Glioblastoma multiforme (GBM) is the most common and most deadly form of primary brain cancer. Most patients survive only 12 months from diagnosis, often with significant disability. Despite a huge volume of research into the disease, only two drugs have shown significant benefit in clinical trials. A possible reason for this translational gulf is that most therapies focus on the bulk group of cell composing the tumour. In contrast, we study glioma ‘stem’ cells: a subpopulation of the tumour that may be responsible for initiating the tumour, and for tumour regrowth after existing treatments fail.

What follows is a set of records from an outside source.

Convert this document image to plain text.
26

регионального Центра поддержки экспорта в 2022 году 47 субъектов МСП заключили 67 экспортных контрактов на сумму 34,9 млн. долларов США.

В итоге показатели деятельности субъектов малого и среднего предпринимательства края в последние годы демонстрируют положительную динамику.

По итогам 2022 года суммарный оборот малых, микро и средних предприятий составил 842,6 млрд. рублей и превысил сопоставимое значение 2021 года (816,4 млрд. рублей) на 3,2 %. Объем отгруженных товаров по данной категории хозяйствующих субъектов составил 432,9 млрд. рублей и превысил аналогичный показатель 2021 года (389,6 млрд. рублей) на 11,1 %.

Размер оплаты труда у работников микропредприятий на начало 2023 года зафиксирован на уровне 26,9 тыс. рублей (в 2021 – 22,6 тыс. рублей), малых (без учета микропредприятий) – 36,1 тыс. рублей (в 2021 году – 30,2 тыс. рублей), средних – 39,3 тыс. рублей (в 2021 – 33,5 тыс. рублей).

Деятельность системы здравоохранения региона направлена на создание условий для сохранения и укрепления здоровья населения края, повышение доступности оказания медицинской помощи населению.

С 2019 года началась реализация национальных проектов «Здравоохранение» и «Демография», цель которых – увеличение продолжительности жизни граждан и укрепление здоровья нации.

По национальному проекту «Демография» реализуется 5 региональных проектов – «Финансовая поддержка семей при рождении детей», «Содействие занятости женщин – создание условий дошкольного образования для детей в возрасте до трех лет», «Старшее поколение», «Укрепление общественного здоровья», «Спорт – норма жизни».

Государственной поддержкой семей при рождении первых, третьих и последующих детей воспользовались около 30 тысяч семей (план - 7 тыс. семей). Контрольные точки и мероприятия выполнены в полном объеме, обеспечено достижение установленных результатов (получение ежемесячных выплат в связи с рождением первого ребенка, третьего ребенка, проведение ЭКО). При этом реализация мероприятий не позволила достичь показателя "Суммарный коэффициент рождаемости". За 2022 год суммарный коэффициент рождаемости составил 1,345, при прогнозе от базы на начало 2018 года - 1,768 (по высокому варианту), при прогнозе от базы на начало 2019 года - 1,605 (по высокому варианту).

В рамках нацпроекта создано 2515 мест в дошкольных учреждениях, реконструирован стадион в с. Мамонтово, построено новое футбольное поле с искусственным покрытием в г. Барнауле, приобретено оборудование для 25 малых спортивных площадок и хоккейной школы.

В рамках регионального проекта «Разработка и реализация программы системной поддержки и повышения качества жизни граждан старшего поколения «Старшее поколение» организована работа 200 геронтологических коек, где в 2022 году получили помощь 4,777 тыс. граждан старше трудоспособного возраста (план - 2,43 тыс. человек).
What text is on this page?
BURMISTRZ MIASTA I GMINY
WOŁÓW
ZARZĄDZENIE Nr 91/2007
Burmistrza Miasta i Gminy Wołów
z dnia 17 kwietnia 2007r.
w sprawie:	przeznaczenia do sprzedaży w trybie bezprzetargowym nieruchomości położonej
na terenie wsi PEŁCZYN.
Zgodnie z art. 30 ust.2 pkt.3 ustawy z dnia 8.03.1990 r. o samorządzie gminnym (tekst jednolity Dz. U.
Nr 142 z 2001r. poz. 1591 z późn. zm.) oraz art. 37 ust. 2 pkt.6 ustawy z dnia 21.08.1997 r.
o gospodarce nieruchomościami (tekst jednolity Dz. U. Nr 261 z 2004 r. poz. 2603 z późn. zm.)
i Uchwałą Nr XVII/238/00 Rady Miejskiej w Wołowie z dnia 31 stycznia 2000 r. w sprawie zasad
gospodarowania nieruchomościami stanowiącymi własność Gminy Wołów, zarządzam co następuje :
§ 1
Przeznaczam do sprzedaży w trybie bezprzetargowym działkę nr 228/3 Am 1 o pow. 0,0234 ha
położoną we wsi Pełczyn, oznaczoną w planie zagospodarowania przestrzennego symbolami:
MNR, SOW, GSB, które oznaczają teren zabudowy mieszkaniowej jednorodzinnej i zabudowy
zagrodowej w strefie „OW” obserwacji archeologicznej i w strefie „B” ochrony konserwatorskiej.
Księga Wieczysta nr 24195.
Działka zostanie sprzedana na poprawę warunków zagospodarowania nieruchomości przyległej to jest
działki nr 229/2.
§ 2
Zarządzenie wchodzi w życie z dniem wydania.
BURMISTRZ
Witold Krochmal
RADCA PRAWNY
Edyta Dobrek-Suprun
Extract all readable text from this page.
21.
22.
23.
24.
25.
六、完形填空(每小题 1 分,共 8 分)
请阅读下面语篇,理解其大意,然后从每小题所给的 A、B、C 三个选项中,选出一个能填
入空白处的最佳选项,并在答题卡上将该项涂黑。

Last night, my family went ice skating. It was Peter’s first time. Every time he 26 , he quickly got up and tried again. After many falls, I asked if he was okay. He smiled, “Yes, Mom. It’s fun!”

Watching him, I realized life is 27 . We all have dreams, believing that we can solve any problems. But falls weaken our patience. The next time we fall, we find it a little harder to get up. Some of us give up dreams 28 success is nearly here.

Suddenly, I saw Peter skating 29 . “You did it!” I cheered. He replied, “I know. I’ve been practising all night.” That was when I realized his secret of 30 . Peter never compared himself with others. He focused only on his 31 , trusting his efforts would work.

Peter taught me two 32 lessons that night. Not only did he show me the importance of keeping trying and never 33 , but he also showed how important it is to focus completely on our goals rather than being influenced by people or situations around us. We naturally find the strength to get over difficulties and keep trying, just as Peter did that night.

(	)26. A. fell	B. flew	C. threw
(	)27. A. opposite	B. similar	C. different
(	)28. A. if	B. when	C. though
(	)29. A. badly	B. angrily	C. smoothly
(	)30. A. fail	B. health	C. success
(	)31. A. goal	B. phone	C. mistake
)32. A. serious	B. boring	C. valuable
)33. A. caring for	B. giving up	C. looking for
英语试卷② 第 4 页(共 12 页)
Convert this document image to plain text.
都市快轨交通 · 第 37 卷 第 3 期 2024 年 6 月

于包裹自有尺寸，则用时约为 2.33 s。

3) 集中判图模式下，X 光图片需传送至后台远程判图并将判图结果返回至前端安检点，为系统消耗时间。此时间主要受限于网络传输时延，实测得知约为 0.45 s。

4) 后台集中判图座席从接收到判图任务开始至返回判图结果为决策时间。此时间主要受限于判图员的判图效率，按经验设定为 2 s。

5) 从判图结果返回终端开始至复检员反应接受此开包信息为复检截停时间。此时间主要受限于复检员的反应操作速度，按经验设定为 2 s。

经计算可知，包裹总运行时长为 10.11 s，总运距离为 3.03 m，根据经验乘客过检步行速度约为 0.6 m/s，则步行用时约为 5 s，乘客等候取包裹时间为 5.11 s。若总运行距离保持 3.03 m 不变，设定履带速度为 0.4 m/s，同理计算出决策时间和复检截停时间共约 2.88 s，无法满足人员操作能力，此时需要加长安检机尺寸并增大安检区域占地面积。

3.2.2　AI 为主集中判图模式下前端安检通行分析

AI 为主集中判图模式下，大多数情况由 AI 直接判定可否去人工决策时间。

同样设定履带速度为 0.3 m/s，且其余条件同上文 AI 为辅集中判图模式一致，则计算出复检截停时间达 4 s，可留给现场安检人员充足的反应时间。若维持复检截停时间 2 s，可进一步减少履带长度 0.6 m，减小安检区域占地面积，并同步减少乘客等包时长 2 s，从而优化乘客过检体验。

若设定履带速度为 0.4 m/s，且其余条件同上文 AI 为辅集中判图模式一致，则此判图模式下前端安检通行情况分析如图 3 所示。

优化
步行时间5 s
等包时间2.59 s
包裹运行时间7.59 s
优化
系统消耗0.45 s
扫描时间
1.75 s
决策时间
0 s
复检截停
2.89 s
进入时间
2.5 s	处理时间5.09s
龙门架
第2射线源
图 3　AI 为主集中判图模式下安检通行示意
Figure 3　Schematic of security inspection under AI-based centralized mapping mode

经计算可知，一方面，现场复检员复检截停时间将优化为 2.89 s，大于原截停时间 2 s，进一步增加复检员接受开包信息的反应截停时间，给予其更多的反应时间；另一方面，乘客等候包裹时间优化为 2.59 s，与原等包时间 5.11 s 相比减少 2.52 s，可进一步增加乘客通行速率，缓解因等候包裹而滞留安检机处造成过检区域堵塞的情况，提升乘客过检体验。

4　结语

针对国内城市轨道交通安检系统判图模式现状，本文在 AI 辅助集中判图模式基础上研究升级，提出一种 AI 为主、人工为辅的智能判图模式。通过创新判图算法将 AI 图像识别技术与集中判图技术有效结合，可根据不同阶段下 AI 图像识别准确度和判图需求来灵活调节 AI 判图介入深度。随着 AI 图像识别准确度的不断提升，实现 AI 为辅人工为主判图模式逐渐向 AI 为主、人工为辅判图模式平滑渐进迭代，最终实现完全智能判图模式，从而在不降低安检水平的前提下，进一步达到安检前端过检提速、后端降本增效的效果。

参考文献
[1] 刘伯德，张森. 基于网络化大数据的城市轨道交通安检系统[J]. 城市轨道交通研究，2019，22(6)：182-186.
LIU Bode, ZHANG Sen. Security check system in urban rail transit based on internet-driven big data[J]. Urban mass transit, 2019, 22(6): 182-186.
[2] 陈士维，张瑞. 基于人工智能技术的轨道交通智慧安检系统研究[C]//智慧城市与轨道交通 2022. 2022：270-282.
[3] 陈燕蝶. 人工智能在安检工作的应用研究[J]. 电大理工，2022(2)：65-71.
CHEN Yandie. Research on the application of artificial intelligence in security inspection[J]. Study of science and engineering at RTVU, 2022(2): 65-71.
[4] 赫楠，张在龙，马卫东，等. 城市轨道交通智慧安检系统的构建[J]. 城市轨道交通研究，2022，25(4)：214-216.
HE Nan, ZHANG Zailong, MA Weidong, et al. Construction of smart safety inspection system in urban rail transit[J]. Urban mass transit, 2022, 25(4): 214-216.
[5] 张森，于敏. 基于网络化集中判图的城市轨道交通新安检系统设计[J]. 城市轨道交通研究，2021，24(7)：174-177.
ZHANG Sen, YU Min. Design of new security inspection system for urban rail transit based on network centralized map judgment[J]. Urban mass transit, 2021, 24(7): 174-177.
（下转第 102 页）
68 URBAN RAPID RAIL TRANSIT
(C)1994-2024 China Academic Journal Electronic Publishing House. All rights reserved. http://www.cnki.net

Specifically, we are investigating the role of the ‘YAP pathway’. This is an intracellular signalling system that is involved in cell growth, proliferation and differentiation during development. In the normal brain the pathway is active during development but not in mature neurons or supporting cells. We and other research groups have noted that the pathway is highly active in GBM cells, specifically in the glioma stem cells. It appears the tumour has co-opted a normal developmental system for its own abnormal grothh. The YAP pathways high activity within the tumour, but not normal brain, makes it an ideal potential therapeutic target.
With the help of the brain foundation we aim to investigate the effects of blocking the activity of the YAP pathway and confirm that it is a viable target for brain cancer therapies. We also aim to investigate the efficacy of some existing drugs acting on this pathway.
Our long term goal is to develop novel therapies for GBM and improve the survival and quality of life of patients with brain tumors.